The Norwegian krone strengthened versus the euro as investors sought the safest assets amid concern that the European debt crisis may worsen.

The krone advanced versus against a majority of 16 major peers tracked by Bloomberg as the European Central Bank was said to buy Spanish and Italian government bonds in an attempt to stop the crisis from spreading. The Swiss franc and Japanese yen, traditionally havens from financial turmoil, also advanced after Standard & Poor’s cut the U.S. credit rating one level to AA+ from AAA on Aug. 5. The Swedish krona also appreciated against the 17-member common currency.

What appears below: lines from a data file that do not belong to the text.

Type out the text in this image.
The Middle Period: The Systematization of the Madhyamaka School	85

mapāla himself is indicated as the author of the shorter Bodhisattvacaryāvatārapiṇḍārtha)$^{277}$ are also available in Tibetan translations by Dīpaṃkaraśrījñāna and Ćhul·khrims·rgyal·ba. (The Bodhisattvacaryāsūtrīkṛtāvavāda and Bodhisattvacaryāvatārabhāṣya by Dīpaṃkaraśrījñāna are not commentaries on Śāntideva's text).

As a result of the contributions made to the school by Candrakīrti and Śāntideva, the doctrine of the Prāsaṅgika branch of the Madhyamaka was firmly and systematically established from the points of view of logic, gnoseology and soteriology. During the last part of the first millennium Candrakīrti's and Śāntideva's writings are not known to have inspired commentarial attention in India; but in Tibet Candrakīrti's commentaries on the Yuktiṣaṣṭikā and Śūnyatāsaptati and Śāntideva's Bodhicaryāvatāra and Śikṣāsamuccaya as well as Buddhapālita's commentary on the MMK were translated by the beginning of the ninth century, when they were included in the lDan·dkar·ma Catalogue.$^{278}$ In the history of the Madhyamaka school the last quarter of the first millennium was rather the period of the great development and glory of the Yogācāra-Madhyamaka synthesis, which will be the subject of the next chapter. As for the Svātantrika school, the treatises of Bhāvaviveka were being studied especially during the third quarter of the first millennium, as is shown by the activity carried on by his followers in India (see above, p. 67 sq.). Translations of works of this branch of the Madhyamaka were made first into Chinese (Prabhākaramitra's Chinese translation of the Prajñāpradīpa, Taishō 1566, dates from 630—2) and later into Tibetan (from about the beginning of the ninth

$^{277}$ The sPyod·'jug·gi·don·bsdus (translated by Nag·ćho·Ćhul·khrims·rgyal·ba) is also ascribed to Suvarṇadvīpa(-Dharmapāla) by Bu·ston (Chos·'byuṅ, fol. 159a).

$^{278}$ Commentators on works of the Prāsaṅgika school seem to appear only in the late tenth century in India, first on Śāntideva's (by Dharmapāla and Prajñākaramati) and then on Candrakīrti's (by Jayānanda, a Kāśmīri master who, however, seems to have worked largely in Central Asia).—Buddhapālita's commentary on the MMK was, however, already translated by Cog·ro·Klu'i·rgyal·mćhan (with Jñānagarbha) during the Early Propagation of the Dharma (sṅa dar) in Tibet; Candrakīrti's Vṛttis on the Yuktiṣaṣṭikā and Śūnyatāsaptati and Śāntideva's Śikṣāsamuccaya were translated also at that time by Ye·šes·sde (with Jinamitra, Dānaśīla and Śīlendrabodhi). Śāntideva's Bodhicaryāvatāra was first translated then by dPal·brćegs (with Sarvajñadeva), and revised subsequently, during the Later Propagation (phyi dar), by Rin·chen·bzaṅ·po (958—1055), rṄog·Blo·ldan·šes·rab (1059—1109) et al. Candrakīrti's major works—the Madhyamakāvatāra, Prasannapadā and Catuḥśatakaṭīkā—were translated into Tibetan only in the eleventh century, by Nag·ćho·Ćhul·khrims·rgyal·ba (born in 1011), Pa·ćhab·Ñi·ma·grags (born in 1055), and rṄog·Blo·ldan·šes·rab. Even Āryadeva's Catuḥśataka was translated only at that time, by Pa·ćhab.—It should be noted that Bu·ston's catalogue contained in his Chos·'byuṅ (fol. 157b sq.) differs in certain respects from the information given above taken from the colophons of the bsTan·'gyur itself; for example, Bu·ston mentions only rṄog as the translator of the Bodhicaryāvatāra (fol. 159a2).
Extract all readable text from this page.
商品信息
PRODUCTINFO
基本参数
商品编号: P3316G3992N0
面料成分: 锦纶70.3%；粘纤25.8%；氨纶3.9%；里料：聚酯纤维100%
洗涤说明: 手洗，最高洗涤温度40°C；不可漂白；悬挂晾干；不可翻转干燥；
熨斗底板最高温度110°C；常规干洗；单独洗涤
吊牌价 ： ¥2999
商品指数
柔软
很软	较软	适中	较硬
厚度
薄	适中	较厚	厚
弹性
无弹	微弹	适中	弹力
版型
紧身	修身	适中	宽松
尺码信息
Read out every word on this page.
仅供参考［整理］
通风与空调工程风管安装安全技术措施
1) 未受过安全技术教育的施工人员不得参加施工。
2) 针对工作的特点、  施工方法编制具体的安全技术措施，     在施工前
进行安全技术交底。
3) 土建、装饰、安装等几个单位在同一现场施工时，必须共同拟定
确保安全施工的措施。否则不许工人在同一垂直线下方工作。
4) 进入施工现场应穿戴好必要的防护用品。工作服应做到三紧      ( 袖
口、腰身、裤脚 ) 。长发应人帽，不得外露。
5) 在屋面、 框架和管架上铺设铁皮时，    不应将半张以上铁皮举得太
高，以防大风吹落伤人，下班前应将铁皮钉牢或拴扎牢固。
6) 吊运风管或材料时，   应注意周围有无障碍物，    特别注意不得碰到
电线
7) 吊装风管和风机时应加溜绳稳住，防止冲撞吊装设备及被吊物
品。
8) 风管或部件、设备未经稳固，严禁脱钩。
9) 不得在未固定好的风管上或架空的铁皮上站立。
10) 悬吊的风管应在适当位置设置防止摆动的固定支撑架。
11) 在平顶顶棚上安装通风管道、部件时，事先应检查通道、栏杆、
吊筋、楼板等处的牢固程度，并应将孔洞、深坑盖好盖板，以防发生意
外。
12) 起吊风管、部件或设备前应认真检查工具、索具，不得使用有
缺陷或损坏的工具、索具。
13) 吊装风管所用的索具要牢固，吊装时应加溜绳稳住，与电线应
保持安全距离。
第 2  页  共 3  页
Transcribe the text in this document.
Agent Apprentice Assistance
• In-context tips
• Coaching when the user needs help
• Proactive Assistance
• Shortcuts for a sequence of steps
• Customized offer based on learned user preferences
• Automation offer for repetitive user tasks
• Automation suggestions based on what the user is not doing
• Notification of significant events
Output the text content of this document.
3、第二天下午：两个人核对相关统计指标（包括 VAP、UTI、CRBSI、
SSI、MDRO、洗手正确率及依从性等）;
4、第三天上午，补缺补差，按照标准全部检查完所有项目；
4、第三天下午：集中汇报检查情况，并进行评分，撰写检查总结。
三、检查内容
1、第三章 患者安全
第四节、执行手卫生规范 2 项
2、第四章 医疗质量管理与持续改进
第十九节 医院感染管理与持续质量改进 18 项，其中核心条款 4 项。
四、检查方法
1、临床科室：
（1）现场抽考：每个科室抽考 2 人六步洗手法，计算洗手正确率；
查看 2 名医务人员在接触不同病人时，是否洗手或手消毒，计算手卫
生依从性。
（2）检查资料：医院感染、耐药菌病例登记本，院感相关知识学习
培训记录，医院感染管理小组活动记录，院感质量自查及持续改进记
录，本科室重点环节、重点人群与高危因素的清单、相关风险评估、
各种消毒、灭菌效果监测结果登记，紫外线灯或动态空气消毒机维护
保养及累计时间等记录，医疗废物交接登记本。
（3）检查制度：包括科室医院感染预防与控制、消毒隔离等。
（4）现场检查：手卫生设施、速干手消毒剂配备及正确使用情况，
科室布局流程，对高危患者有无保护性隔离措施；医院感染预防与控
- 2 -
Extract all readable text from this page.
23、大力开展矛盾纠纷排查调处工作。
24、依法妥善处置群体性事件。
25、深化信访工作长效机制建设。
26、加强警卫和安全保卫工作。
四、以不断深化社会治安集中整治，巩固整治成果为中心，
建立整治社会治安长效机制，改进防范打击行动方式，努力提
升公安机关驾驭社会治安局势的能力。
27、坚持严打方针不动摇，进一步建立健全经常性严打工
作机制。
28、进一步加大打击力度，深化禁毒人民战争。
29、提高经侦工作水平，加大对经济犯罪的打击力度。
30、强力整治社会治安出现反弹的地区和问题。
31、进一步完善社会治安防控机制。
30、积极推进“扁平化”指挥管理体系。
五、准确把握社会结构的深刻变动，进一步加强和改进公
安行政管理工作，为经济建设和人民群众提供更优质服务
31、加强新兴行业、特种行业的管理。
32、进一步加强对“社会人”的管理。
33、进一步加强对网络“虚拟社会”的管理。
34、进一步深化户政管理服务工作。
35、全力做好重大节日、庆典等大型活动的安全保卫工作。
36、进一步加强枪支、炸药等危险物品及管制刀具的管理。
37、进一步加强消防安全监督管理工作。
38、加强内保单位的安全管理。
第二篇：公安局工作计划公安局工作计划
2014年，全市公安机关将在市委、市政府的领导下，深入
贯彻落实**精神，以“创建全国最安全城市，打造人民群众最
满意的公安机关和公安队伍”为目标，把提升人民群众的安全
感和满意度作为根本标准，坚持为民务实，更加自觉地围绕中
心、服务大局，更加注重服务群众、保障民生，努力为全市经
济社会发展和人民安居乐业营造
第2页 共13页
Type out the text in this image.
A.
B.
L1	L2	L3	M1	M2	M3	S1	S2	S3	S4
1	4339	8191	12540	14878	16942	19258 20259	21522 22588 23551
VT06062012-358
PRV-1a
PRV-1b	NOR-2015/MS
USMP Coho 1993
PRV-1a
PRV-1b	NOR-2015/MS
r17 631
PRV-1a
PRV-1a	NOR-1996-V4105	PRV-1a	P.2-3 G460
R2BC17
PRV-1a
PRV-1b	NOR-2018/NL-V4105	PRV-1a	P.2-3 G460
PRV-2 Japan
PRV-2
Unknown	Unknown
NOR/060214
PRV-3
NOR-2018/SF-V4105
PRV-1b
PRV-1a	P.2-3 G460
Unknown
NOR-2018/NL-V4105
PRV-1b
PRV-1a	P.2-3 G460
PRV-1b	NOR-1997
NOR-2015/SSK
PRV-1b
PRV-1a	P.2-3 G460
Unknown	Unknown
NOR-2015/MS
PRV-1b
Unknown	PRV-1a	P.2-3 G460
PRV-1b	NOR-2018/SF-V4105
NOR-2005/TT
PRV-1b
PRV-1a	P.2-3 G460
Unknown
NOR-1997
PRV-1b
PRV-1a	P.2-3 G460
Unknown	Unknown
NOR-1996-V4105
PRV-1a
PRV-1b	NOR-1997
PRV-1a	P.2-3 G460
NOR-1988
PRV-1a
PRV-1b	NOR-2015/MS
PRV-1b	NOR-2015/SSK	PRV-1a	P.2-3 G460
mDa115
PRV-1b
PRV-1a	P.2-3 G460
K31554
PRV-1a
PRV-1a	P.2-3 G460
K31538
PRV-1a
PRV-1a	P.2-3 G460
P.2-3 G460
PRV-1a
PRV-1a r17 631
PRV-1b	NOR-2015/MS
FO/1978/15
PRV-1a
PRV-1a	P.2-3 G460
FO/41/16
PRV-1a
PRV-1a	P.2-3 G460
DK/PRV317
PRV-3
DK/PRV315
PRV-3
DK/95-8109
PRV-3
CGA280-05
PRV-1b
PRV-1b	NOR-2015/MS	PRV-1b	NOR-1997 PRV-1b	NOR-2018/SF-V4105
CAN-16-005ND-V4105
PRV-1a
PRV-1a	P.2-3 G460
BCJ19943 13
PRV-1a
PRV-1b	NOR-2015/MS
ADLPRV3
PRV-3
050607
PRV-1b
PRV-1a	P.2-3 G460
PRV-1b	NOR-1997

The krone is “a good destination for investors to park some of their money as a safe haven,” said Carl Hammer, chief foreign-exchange strategist at Stockholm-based SEB AG. Today’s gains in the krone and krona are “a sign of strength and of defensive qualities for both currencies,” he said.

Norway’s krone rose 0.4 percent against the euro to 7.7887 and fell 0.5 percent to 5.5013 per dollar as of 3:30 p.m. in London. Sweden’s krona gained 0.2 percent to 9.2346 per euro.

“I can see that foreign banks are keen on the story of the safe haven,” said Ole Haakon Eek-Nielsen, an analyst at Nordea Bank AB in Oslo. “It’s all the fundamentals: low unemployment, high real-estate prices, high growth, high growth estimates, high public budget surpluses, and the oil fund is huge, so if we face any problem, we can easily fend them off.”

Norges Bank Decision

Norway’s central bank announces its interest rate decision on August 10. The bank will raise its overnight deposit rate by 25 basis points to 2.5 percent, according to the median estimate of 14 economists surveyed by Bloomberg News.

Policy makers in June left the rate unchanged at 2.25 percent and signaled they would raise this month. Still, Norges Bank Governor Oeystein Olsen said in a June interview that the bank is ready to rethink its rate plans should the debt crisis move to bigger European countries.

“The interest rates decision is very important,” said Nordea’s Eek-Nielsen. “If they hike, that might get the euro- krone lower.”